Power BI Desktop has autodetected the relationship correctly, so you can select Cancel and then Close to exit the relationship dialogs.
You can also view and manage the relationships between your queries by selecting the Relationship view at the left side of the Power BI Desktop window. Double-click the arrow on the line connecting the two queries to open the Edit Relationship dialog and view or change the relationship.
To get back to Report View from Relationships View, select the Report View icon.
Create visualizations using your data
In Power BI Desktop Report View, you can create a variety of visualizations to gain insights from your data. You can build reports with multiple pages, and each page can have multiple visuals. You and others can interact with your visualizations to help analyze and understand your data. For more information about viewing and editing reports in Power BI Service (your site), see Edit a Report.
You can use both of your data sets, and the relationship between them, to help visualize and analyze your sales data.
First, create a stacked column chart that uses fields from both queries to show the quantity of each product ordered.
Select the Quantity field from Orders in the Fields pane at the right, or drag it onto a blank space on the canvas. This creates a stacked column chart showing the total quantity of all products ordered.
Select ProductName from Products in the Fields pane, or drag it onto the chart, to show the quantity of each product ordered.
To sort the products by most to least ordered, select the More options ellipsis (...) at the upper right of the visualization, and then select Sort By Quantity.
Use the handles at the corners of the chart to enlarge it so more product names are visible.
Next, create a chart showing order dollar amounts (LineTotal) over time (OrderDate).
With nothing selected on the canvas, select LineTotal from Orders in the Fields pane, or drag it to a blank space on the canvas. The stacked column chart shows the total dollar amount of all orders.
With the chart selected, select OrderDate from Orders, or drag it onto the chart. The chart now shows line totals for each order date.
Resize the visualization by dragging the corners to be able to see more data.
If you only see Years on the chart (only three data points), drop down the arrow next to OrderDate in the Axis field of the Visualizations pane, and select OrderDate instead of Date Hierarchy.
Finally, create a map visualization showing order amounts from each country.
With nothing selected on the canvas, select ShipCountry from Orders in the Fields pane, or drag it to a blank space on the canvas. Power BI Desktop detects that the data is country names, and automatically creates a map visualization, with a data point for each country that had orders.
To make the sizes of the data points reflect the order amounts for each country, drag the LineTotal field onto the map (or drag it to Drag data fields here under Size, in the bottom half of the Visualizations pane). The sizes of the circles on the map now reflect the dollar amounts of the orders from each country.
Interact with your report visuals to analyze further
Power BI Desktop lets you uncover further trends by interacting with visuals that cross-highlight and filter each other. For more information, see Filtering and Highlighting in Reports.
Because of the relationship between your queries, interactions with one visualization will affect all the other visualizations on the page.

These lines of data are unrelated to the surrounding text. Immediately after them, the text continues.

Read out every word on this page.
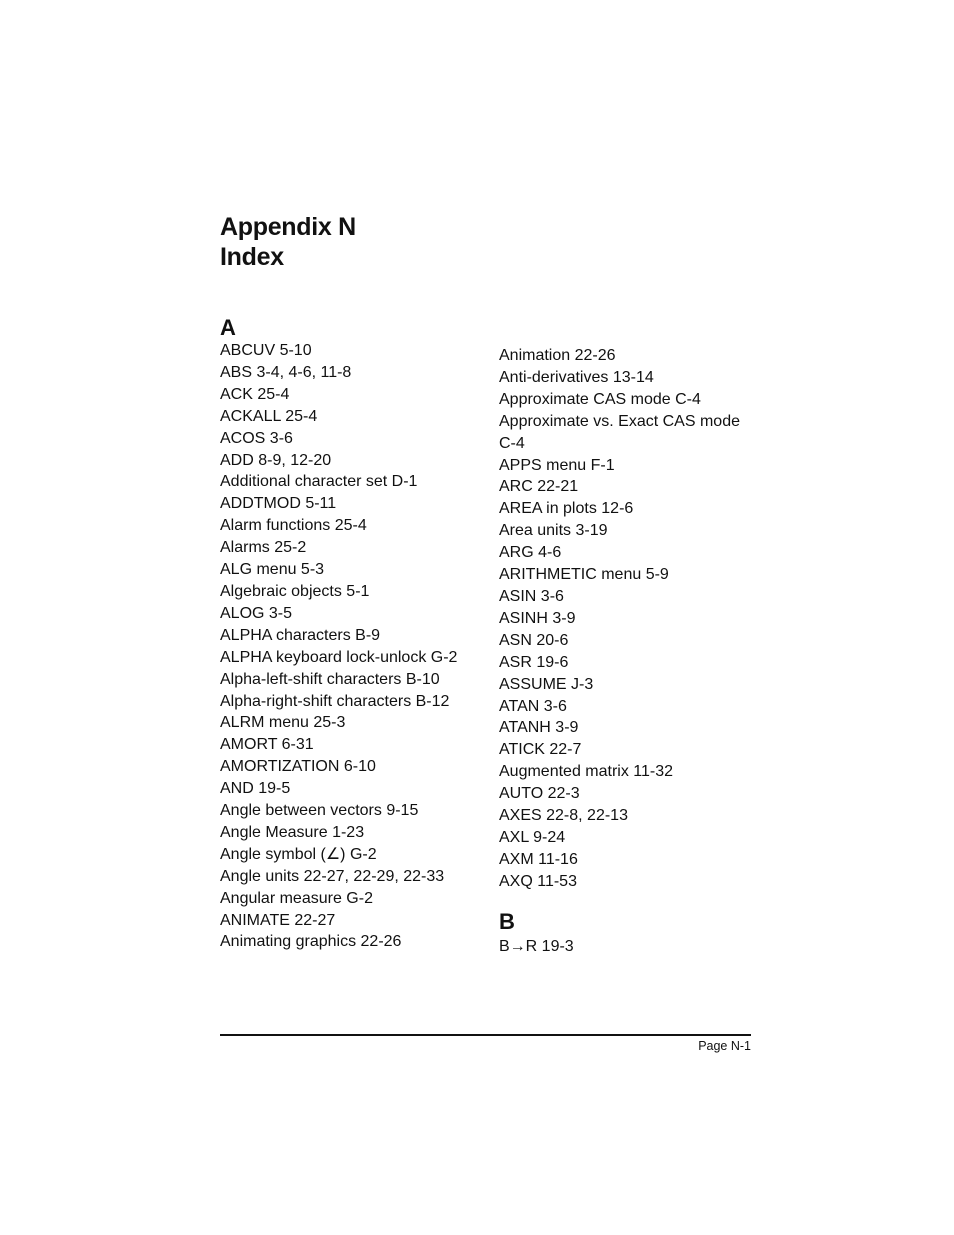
Appendix N
Index
A
ABCUV 5-10
ABS 3-4, 4-6, 11-8
ACK 25-4
ACKALL 25-4
ACOS 3-6
ADD 8-9, 12-20
Additional character set D-1
ADDTMOD 5-11
Alarm functions 25-4
Alarms 25-2
ALG menu 5-3
Algebraic objects 5-1
ALOG 3-5
ALPHA characters B-9
ALPHA keyboard lock-unlock G-2
Alpha-left-shift characters B-10
Alpha-right-shift characters B-12
ALRM menu 25-3
AMORT 6-31
AMORTIZATION 6-10
AND 19-5
Angle between vectors 9-15
Angle Measure 1-23
Angle symbol (∠) G-2
Angle units 22-27, 22-29, 22-33
Angular measure G-2
ANIMATE 22-27
Animating graphics 22-26
Animation 22-26
Anti-derivatives 13-14
Approximate CAS mode C-4
Approximate vs. Exact CAS mode C-4
APPS menu F-1
ARC 22-21
AREA in plots 12-6
Area units 3-19
ARG 4-6
ARITHMETIC menu 5-9
ASIN 3-6
ASINH 3-9
ASN 20-6
ASR 19-6
ASSUME J-3
ATAN 3-6
ATANH 3-9
ATICK 22-7
Augmented matrix 11-32
AUTO 22-3
AXES 22-8, 22-13
AXL 9-24
AXM 11-16
AXQ 11-53
B
B→R 19-3
Page N-1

On the map visualization, select the circle centered in Canada. Note that the other two visualizations filter to highlight the line totals and order quantities just for Canada.
If you select one of the products in the Quantity by ProductName chart, the map and the date chart filter to reflect the data for that product, and if you select one of the dates in the LineTotal by OrderDate chart, the map and the product chart filter to show the data for that date.
To deselect a selection, select it again, or select one of the other visualizations.
Complete the sales analysis report
Your completed report combines data from the Products.xlsx Excel file and the Northwind OData feed in visuals that help analyze order information for different countries, timeframes, and products. When your report is ready, you can upload it to Power BI service to share it with other Power BI users.